Testing independence

Test
Independence
Conditional Independence
Simpson
Chi-square
Published

September 2, 2024

Code

Objectives

Confidence Intervals

We start with Confidence Intervals in a simple Gaussian setting. We have \(X_1, \ldots, X_n \sim_{i.i.d.} \mathcal{N}(\mu, \sigma^2)\) where \(\mu\) and \(\sigma\) are unknown (to be estimated and/or tested).

The maximum likelihood estimator for \((\mu, \sigma^2)\) is \((\overline{X}_n, \widehat{\sigma}^2)\) where

\[\overline{X}_n =\sum_{i=1}^n \frac{1}{n} X_i\quad\text{and}\quad \widehat{\sigma}^2=\frac{1}{n}\sum_{i=1}^n (X_i - \overline{X}_n)^2\] By Student’s Theorem \(\overline{X}_n\) and \(\widehat{\sigma}^2\) are stochastically independent \(\overline{X}_n \sim \mathcal{N}(\mu, \widehat{\sigma}^2/n)\) and \(n \widehat{\sigma}^2/\sigma^2 \sim \chi^2_{n-1}\).

\[\sqrt{n} \frac{\overline{X}_n - \mu}{\widehat{\sigma}} \sim t_{n-1}\]

where \(t_{n-1}\) denotes the Student’s \(t\) distribution with \(n-1\) degrees of freedom.

We have the following confidence interval for \(\mu\) at confidence level \(1-\alpha\):

\[\left[\overline{X}_n - \frac{\widehat{\sigma} t_{n-1,\alpha/2}}{\sqrt{n}}, \overline{X}_n + \frac{\widehat{\sigma} t_{n-1,\alpha/2}}{\sqrt{n}}\right]\]

Question

Simulate \(N=1000\) Gaussian samples of size \(n=100\).

Compute the empirical coverage of confidence intervals for \(\alpha=5\%\) and \(\alpha=10\%\).

Plot a histogram for replicates of \(\frac{\overline{X}_n - \mu}{\widehat{\sigma}\sqrt{n}}\). Overlay the density of \(t_{n-1}\).

Testing independence

In data gathered from the 2000 General Social Survey (GSS), one cross classifies gender and political party identification. Respondents indicated whether they identified more strongly with the Democratic or Republican party or as Independents.
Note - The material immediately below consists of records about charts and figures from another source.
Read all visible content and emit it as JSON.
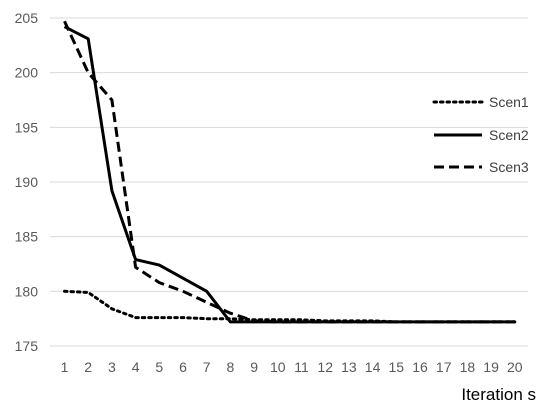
{
  "chart_data": {
    "type": "line",
    "title": "",
    "xlabel": "Iteration s",
    "ylabel": "",
    "x": [
      1,
      2,
      3,
      4,
      5,
      6,
      7,
      8,
      9,
      10,
      11,
      12,
      13,
      14,
      15,
      16,
      17,
      18,
      19,
      20
    ],
    "ylim": [
      175,
      205
    ],
    "yticks": [
      175,
      180,
      185,
      190,
      195,
      200,
      205
    ],
    "grid": true,
    "legend_position": "right",
    "series": [
      {
        "name": "Scen1",
        "style": "dotted",
        "values": [
          180.0,
          179.9,
          178.4,
          177.6,
          177.6,
          177.6,
          177.5,
          177.5,
          177.4,
          177.4,
          177.4,
          177.3,
          177.3,
          177.3,
          177.2,
          177.2,
          177.2,
          177.2,
          177.2,
          177.2
        ]
      },
      {
        "name": "Scen2",
        "style": "solid",
        "values": [
          204.2,
          203.1,
          189.2,
          182.9,
          182.4,
          181.2,
          180.0,
          177.2,
          177.2,
          177.2,
          177.2,
          177.2,
          177.2,
          177.2,
          177.2,
          177.2,
          177.2,
          177.2,
          177.2,
          177.2
        ]
      },
      {
        "name": "Scen3",
        "style": "dashed",
        "values": [
          204.7,
          200.0,
          197.5,
          182.2,
          180.8,
          180.0,
          179.0,
          178.0,
          177.3,
          177.2,
          177.2,
          177.2,
          177.2,
          177.2,
          177.2,
          177.2,
          177.2,
          177.2,
          177.2,
          177.2
        ]
      }
    ],
    "colors": {
      "series": "#000000",
      "grid": "#d9d9d9",
      "tick_text": "#595959"
    }
  }
}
This is summarized in the next contingency table (taken from Agresti Introduction to Categorical Data Analysis).

Code
# GSS <- vcdExtra::GSS

T <- tribble(~ Democrat, ~ Independent, ~ Republican,
             762, 327, 468,
             484, 239, 477)
rownames(T) <- c('Females', 'Males')
Warning: Setting row names on a tibble is deprecated.
Code
T <- as.matrix(T)
T <- as.table(T)
names(dimnames(T)) <- c("Gender", "Party identification") 
Code
         Party identification
Gender      Democrat Independent Republican
  Females 0.27638738  0.11860718 0.16974973
  Males   0.17555314  0.08668843 0.17301415
Code
Gender
Females   Males 
   1557    1200 
Code
Party identification
   Democrat Independent  Republican 
       1246         566         945 
Question
  • Draw mosaicplot for the cross classification table
  • Compute the Pearson chi-square statistic for testing independence
  • Comment

Visualizing multiway categorical data

Consider the celebrated UCBAdmissions dataset

According to R documentation, this dataset is made of

Aggregate data on applicants to graduate school at Berkeley for the six largest departments in 1973 classified by admission and sex.

This is a compilation of 4526 application files.

For each application, three variables have been reported: the department , the gender of the applicant, and whether the applicant has been admitted.

The dataset is a trivariate sample, which is summarized by a 3-way contingency table.

Code
data("UCBAdmissions")
Question

Turn the 3-way contingency table into a dataframe/tibble with columns Gender, Dept, Admit, n, where the first columns are categorical, and the last column counts the number of co-occurrences of the values in the first three columns amongst the UCB applicants.

Question

Make it a bivariate sample by focusing on Gender and Admit: compute the margin table

Draw the corresponding mosaicplot and compute the chi-square independence statistic.

Comment.

Question

Visualize the three-way contingency table using double-decker plots from vcd

Question
Question

Viewing the UCBAdmissions dataset, which variable would you call a response variable? Which variable would you call covariates?

Test independence between Gender and Dept.

Question

For each department of application (Dept), extract the partial two-way table for Gender and Admit. Test each two-way table for independence. How many departments pass the test at significance level \(1\%\), \(5\%\)?

Note that the two-way cross-sectional slices of the three-way table are called partial tables.

What we observed has a name.

Simpson’s paradox

The result that a marginal association can have different direction from the conditional associations is called Simpson’s paradox. This result applies to quantitative as well as categorical variables.